В самом углу выставочного зала, изысканно освещенного редкими прожекторами, выделяющими из темноты загадочные объекты, с продолговатого полотна смотрит на посетителей галереи весьма фривольная Богоматерь с вызывающе поднятым средним пальцем правой руки. Возле нее вот уже час околачивается невысокая женщина в забрызганных уличной слякотью брючках. Она то застывает перед образом, то снова делает вынужденный обход по залу, изредка и без всякого интереса поглядывая на другие предметы. К девяти вечера, когда и без того небольшой поток зрителей иссякает и в зале с иконой остаются только она и равнодушно зевающая работница музея, женщина застенчиво, но почти благоговейно спрашивает:

– А можно приложиться?

Смотрительница поднимает на нее глаза и какое-то время пробирается сквозь туман занимавших ее до этого момента мыслей.

– Прямо здесь? – наконец отвечает она.

– Ну да, это же икона.

– А, вы к иконе приложиться хотите, – оживляется смотрительница.

– Да, а вы что подумали?

– К чему-то покрепче, – пробалтывает она так, чтобы набожная посетительница не успела оскорбиться.

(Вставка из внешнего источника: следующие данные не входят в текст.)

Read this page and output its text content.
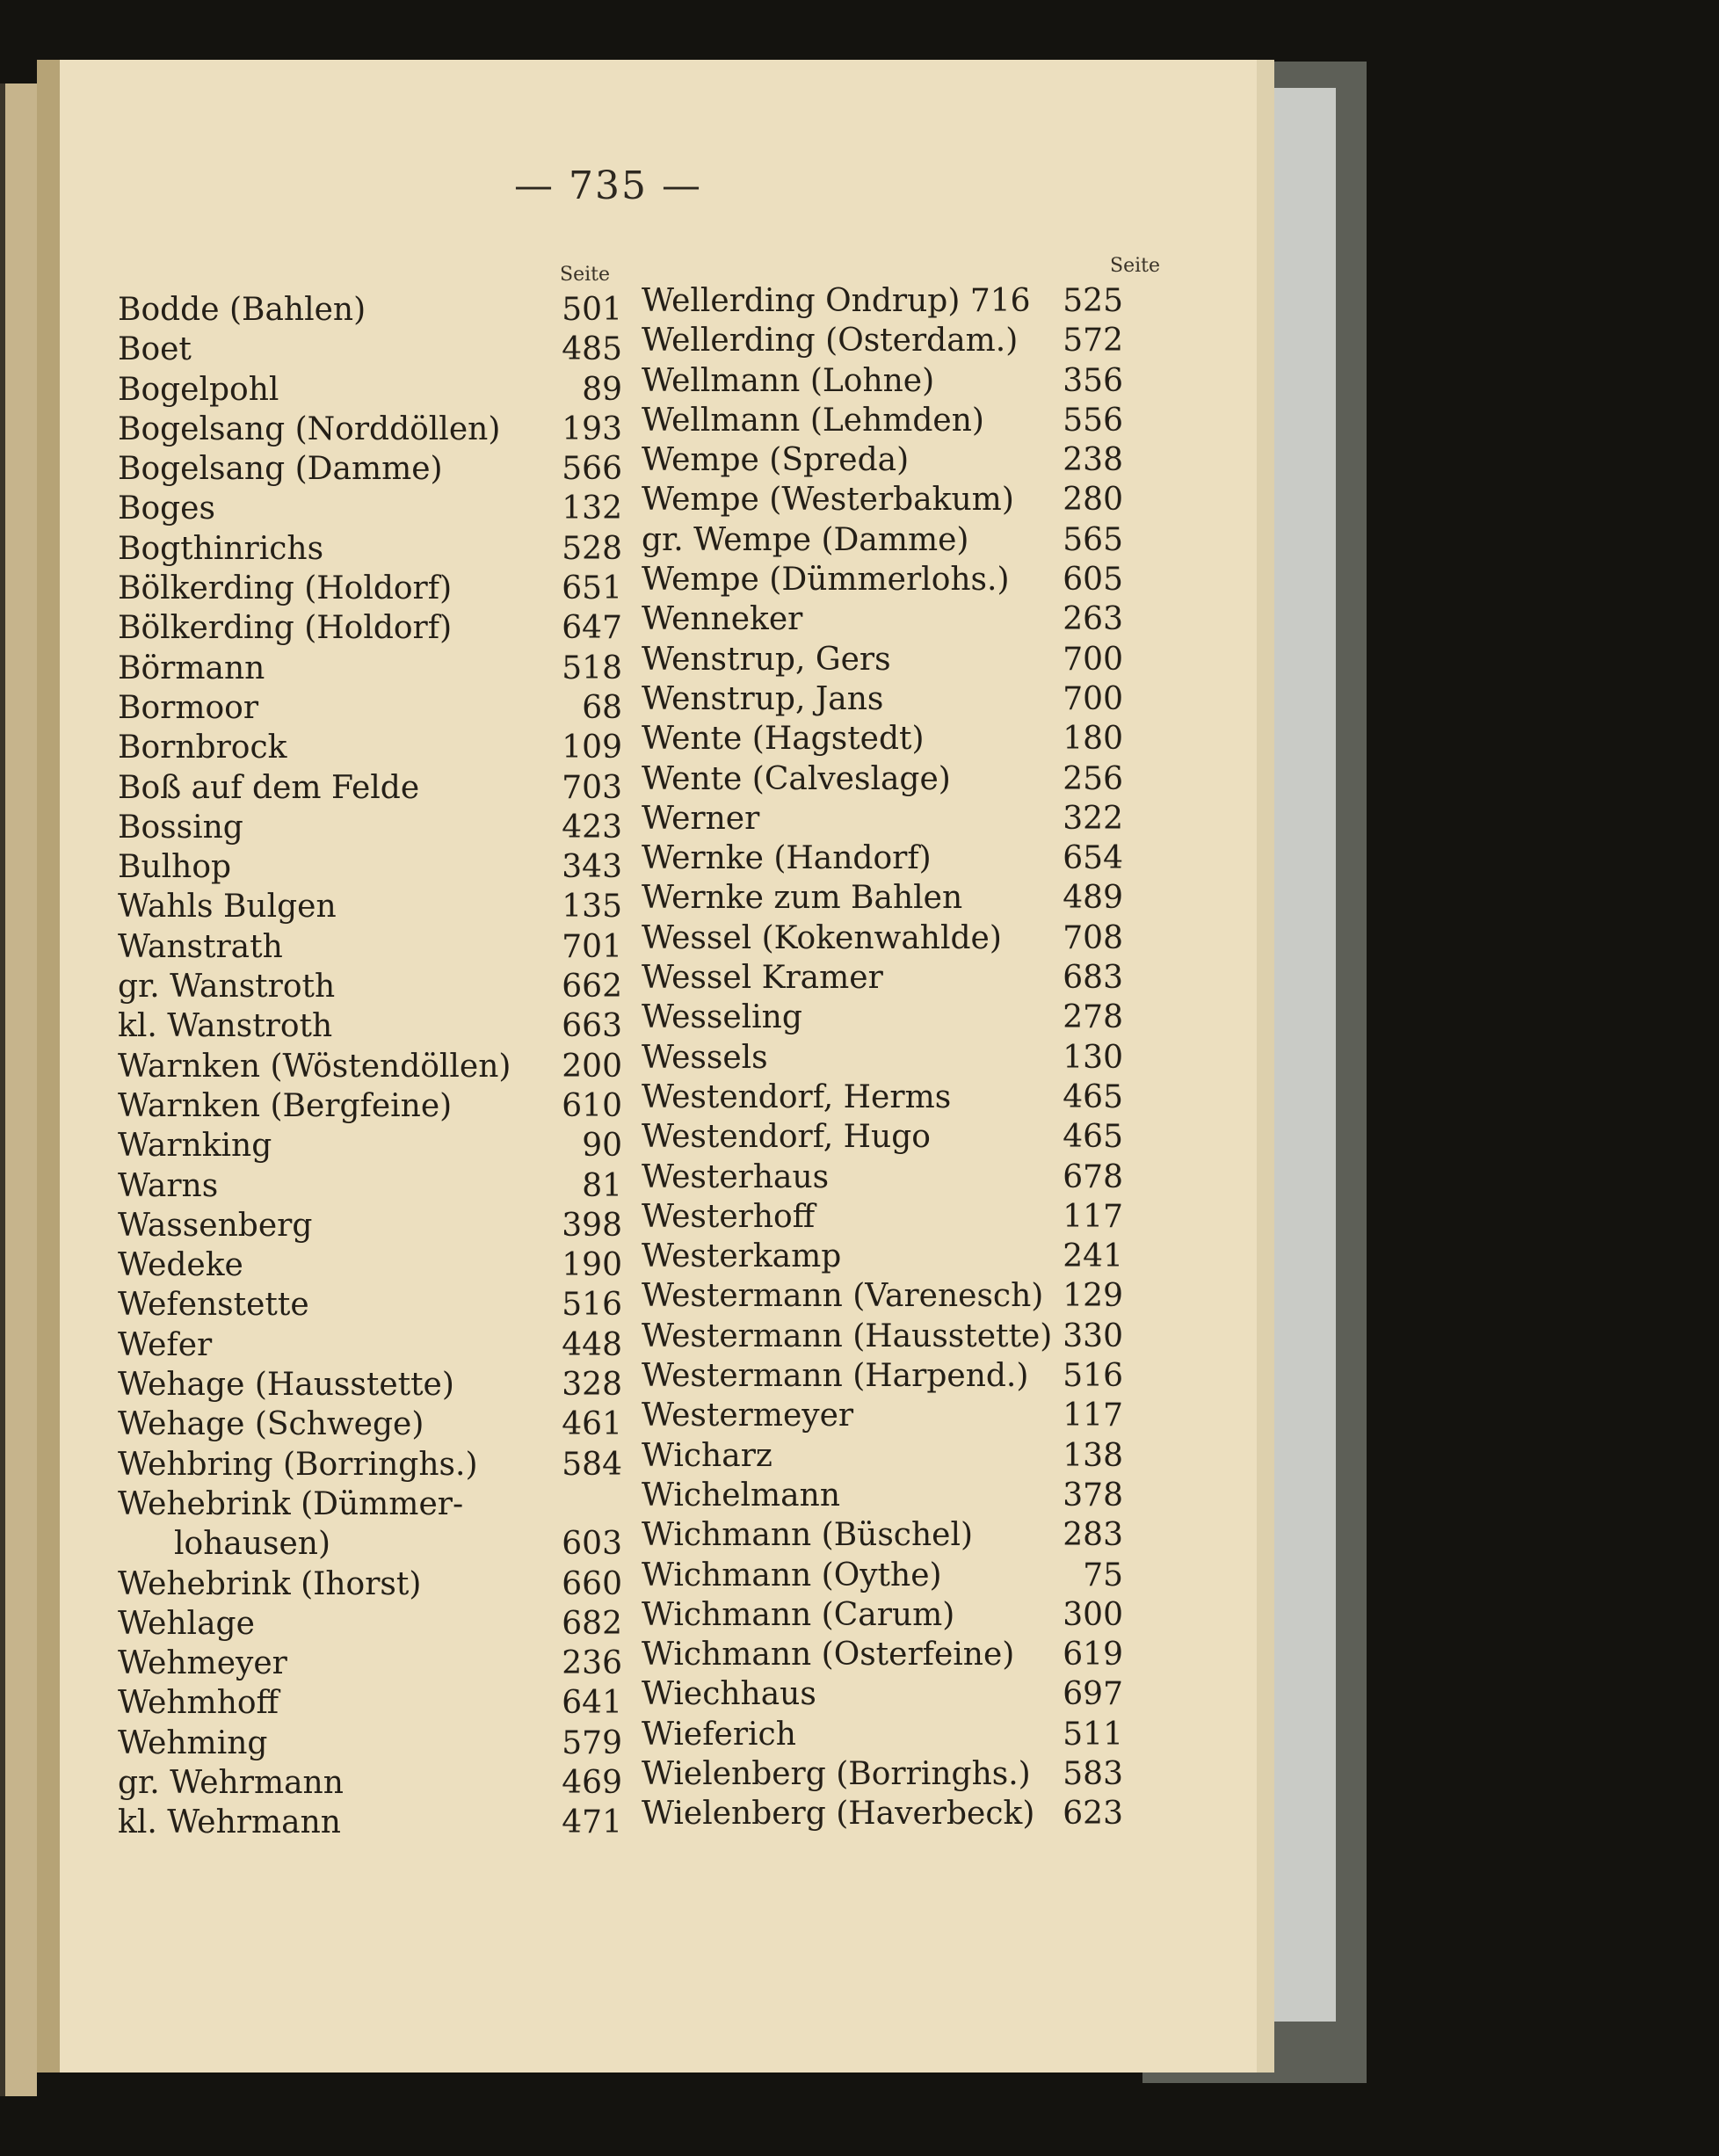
— 735 —
Seite
Bodde (Bahlen)	501
Boet	485
Bogelpohl	89
Bogelsang (Norddöllen) 193
Bogelsang (Damme)	566
Boges	132
Bogthinrichs	528
Bölkerding (Holdorf)	651
Bölkerding (Holdorf)	647
Börmann	518
Bormoor	68
Bornbrock	109
Boß auf dem Felde	703
Bossing	423
Bulhop	343
Wahls Bulgen	135
Wanstrath	701
gr. Wanstroth	662
kl. Wanstroth	663
Warnken (Wöstendöllen) 200
Warnken (Bergfeine)	610
Warnking	90
Warns	81
Wassenberg	398
Wedeke	190
Wefenstette	516
Wefer	448
Wehage (Hausstette)	328
Wehage (Schwege)	461
Wehbring (Borringhs.)	584
Wehebrink (Dümmer-
lohausen)	603
Wehebrink (Ihorst)	660
Wehlage	682
Wehmeyer	236
Wehmhoff	641
Wehming	579
gr. Wehrmann	469
kl. Wehrmann	471
Seite
Wellerding Ondrup) 716 525
Wellerding (Osterdam.) 572
Wellmann (Lohne)	356
Wellmann (Lehmden) 556
Wempe (Spreda)	238
Wempe (Westerbakum) 280
gr. Wempe (Damme)	565
Wempe (Dümmerlohs.) 605
Wenneker	263
Wenstrup, Gers	700
Wenstrup, Jans	700
Wente (Hagstedt)	180
Wente (Calveslage)	256
Werner	322
Wernke (Handorf)	654
Wernke zum Bahlen	489
Wessel (Kokenwahlde) 708
Wessel Kramer	683
Wesseling	278
Wessels	130
Westendorf, Herms	465
Westendorf, Hugo	465
Westerhaus	678
Westerhoff	117
Westerkamp	241
Westermann (Varenesch) 129
Westermann (Hausstette) 330
Westermann (Harpend.) 516
Westermeyer	117
Wicharz	138
Wichelmann	378
Wichmann (Büschel)	283
Wichmann (Oythe)	75
Wichmann (Carum)	300
Wichmann (Osterfeine) 619
Wiechhaus	697
Wieferich	511
Wielenberg (Borringhs.) 583
Wielenberg (Haverbeck) 623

– Этот образ ведь – именно то, что сейчас всем нужно, мощнейший. Вы знаете, я это прямо сквозь экран почувствовала, когда смотрела передачу про вашу выставку, уже тогда поняла, какая в нем сила.

– Мм… ага, – тянет работница галереи, рассматривая беспокойную посетительницу. Потом вдруг подскакивает с каким-то внезапно охватившим ее азартом, осматривает проемы, ведущие в соседние залы и, убедившись, что никто не идет, энергично шепчет: – Давайте!

Женщина в сильном возбуждении, которое со странноватой хранительницы культуры тут же перескочило и на нее, бросает на пол кожаную сумочку с увесистым золотым логотипом одного широко известного модного дома, второпях осеняет себя крестным знамением, опускается на колени и целует гладкую поверхность пронзившего ее полотна прямо в неприличный жест. Затем она медленно поднимается, все еще смотря на лик, одухотворенно качает головой, смущенно жмурит увлажнившиеся глаза и, глубоко вздохнув, возвращается к смотрительнице, чувствуя особую, неожиданно возникшую между ними близость.

– Спасибо, – тихонько шепчет она.

– Это вам спасибо, – многозначительно говорит развеселившаяся смотрительница и протягивает женщине сумку с логотипом, – надо же, везде иконы.

– Что? – переспрашивает прихожанка, все еще обращенная мысленно к образу современной Богородицы.

– Говорю, приходите, не стесняйтесь, еще приложимся.

– А… спасибо, – говорит простодушная и совершенно счастливая посетительница и, благодарно распрощавшись с гостеприимной работницей музея, еще раз взглянув на поцелованное полотно, наконец, удовлетворенно уходит.

***

Никаких денег не стоило то удовольствие, которое Надежда Викторовна Чайкина порой получала в душном выставочном зале галереи современного искусства. Каких только чудес она здесь ни насмотрелась, как только ей ни открывался неприкаянный, алчущий человеческий дух, до невиданных глубин проваливающийся в самоуверенность и невежество, в отчаяние и вдохновение, в пошлость, снова в пошлость и в еще большую пошлость. Ради этого представления она смирилась с назначенной бухгалтером от искусства непочтительной зарплатой и день за днем преодолевала долгую дорогу от своей съемной квартирки на задворках Москвы до большого здания бывшего завода, в грубых стенах которого творилась эта умилительная, до абсурдного бестолковая, такая по-детски наивная культурная жизнь.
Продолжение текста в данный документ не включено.